Chociaż nowy model PBPK posiada charakterystyczne zalety, konieczne jest uznanie jego nieodłącznych ograniczeń. Dodatkowe badania są niezbędne do ulepszenia modelu PBPK. Po pierwsze, zastosowanie modelu jest ograniczone do dzieci w wieku dwóch lat i starszych ze względu na niewystarczającą wiedzę na temat roli UGT w metabolizmie lamotryginy u noworodków i niemowląt. Przyszłe badania mogą ułatwić rozszerzenie tych modeli na noworodki i niemowlęta. Po drugie, dostępne są ograniczone dane obserwacyjne do walidacji niezawodności modelu dziecięcego. W konsekwencji, konieczne jest zebranie odpowiednich danych w przyszłości w celu walidacji i optymalizacji modeli PBPK dla poprawy klinicznych zaleceń decyzyjnych dotyczących leków. Po trzecie, UGT2B10, główna izoforma UGT2B, jest drugim głównym enzymem UGT zaangażowanym w N2-glukuronidację lamotryginy w nowym badaniu.

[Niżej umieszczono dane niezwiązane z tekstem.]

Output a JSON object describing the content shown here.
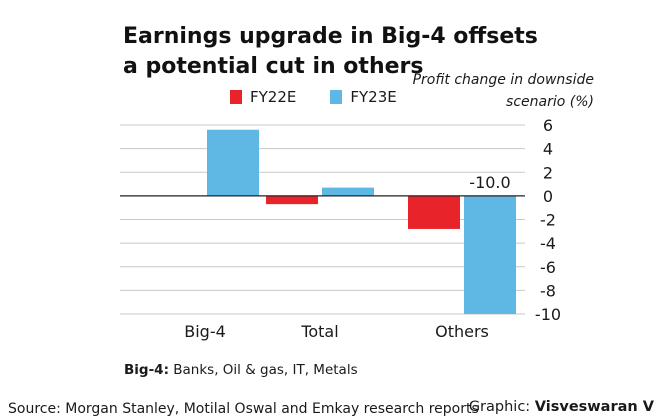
{
  "chart_data": {
    "type": "bar",
    "title": "Earnings upgrade in Big-4 offsets a potential cut in others",
    "ylabel": "Profit change in downside scenario (%)",
    "categories": [
      "Big-4",
      "Total",
      "Others"
    ],
    "series": [
      {
        "name": "FY22E",
        "color": "#e8242a",
        "values": [
          0,
          -0.7,
          -2.8
        ]
      },
      {
        "name": "FY23E",
        "color": "#5fb7e4",
        "values": [
          5.6,
          0.7,
          -10.0
        ]
      }
    ],
    "data_labels": [
      {
        "series": "FY23E",
        "category": "Others",
        "text": "-10.0"
      }
    ],
    "ylim": [
      -10,
      6
    ],
    "yticks": [
      6,
      4,
      2,
      0,
      -2,
      -4,
      -6,
      -8,
      -10
    ],
    "grid": true,
    "legend_position": "top"
  },
  "footnote": {
    "key": "Big-4:",
    "text": " Banks, Oil & gas, IT, Metals"
  },
  "source": "Source:  Morgan Stanley, Motilal Oswal and Emkay research reports",
  "credit": {
    "prefix": "Graphic: ",
    "name": "Visveswaran V"
  }
}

Potencjalny wpływ UGT2B10 u zdrowych i specjalnych osób podanych ekspozycji na lamotryginę będzie również badany w badaniu uzupełniającym w najbliższym czasie. Ostatecznie, wpływ transporterów nerkowych w modelu nie został wzięty pod uwagę ze względu na ich ekspresję zależną od wieku i ograniczoną dostępność informacji o pacjentach z uszkodzeniem nerek, potencjalnie narażając na szwank dokładność przewidywań. Brak precyzyjnych danych klinicznych dotyczących zachowania PK u pacjentów z różnym stopniem niewydolności nerek wymaga dalszej walidacji zalecanych dawek ustalonych modeli poprzez dobrze zaprojektowane badania kliniczne. Takie badania mogą dostarczyć wskazówek dotyczących podawania lamotryginy u pacjentów z uszkodzeniem nerek i potencjalnie uzupełnić luki w danych klinicznych w pewnym stopniu.

W tym badaniu z powodzeniem opracowano dorosłe modele PBPK dla lamotryginy na podstawie obserwowanych charakterystyk PK z literatury. Należy zachować ostrożność podczas zwiększania dawki podczas początkowej i długoterminowej terapii u pacjentów z epilepsją, szczególnie u dzieci, aby zapobiec ryzyku nadmiernych stężeń we krwi i zminimalizować zdarzenia niepożądane. Opracowany model PBPK został użyty do wyprowadzenia całkowitej ekspozycji w osoczu i profili stężenie-czas oraz do dostarczenia zaleceń dotyczących dawkowania dla osób z niewydolnością nerek. Nasze badanie przedstawia cenną strategię modelową dla klinicystów oceniających zmiany PK lamotryginy i ułatwiających TDM w celu zwiększenia skuteczności klinicznej przy jednoczesnym minimalizowaniu ryzyka terapeutycznego. Podsumowując, ustanowione modele PBPK łączyły rzeczywiste warunki, takie jak cechy fizjologiczne i parametry patologiczne pacjentów klinicznych. Modele te mogą służyć jako narzędzia pomagające klinicystom we wdrażaniu spersonalizowanego TDM, dostarczając strategii dla klinicznego leczenia epilepsji i radzenia sobie z wyzwaniami związanymi z powiązanymi czynnikami.

Podsumowanie

Badanie przedstawia zastosowanie modelu PBPK (fizjologicznie opartego modelowania farmakokinetycznego) w optymalizacji terapii lamotryginą u pacjentów z epilepsją. Model ten umożliwia dokładne przewidywanie zachowania farmakokinetycznego leku w organizmie poprzez integrację właściwości fizykochemicznych lamotryginy z parametrami klinicznymi pacjenta. Skuteczność modelu została potwierdzona zarówno u dorosłych, jak i w populacji pediatrycznej (2-12 lat), a także u pacjentów z zaburzeniami nerek. PBPK pozwala na personalizację dawkowania i skuteczne monitorowanie terapeutyczne (TDM), szczególnie w początkowej fazie leczenia oraz podczas długotrwałej terapii. Model wykazał szczególną użyteczność w przewidywaniu koniecznych modyfikacji dawek u pacjentów z niewydolnością nerek, gdzie zaleca się redukcję dawki od 78% do 55% w zależności od stopnia upośledzenia funkcji nerek. Mimo pewnych ograniczeń, PBPK stanowi wartościowe narzędzie wspierające klinicystów w podejmowaniu decyzji terapeutycznych i optymalizacji leczenia epilepsji.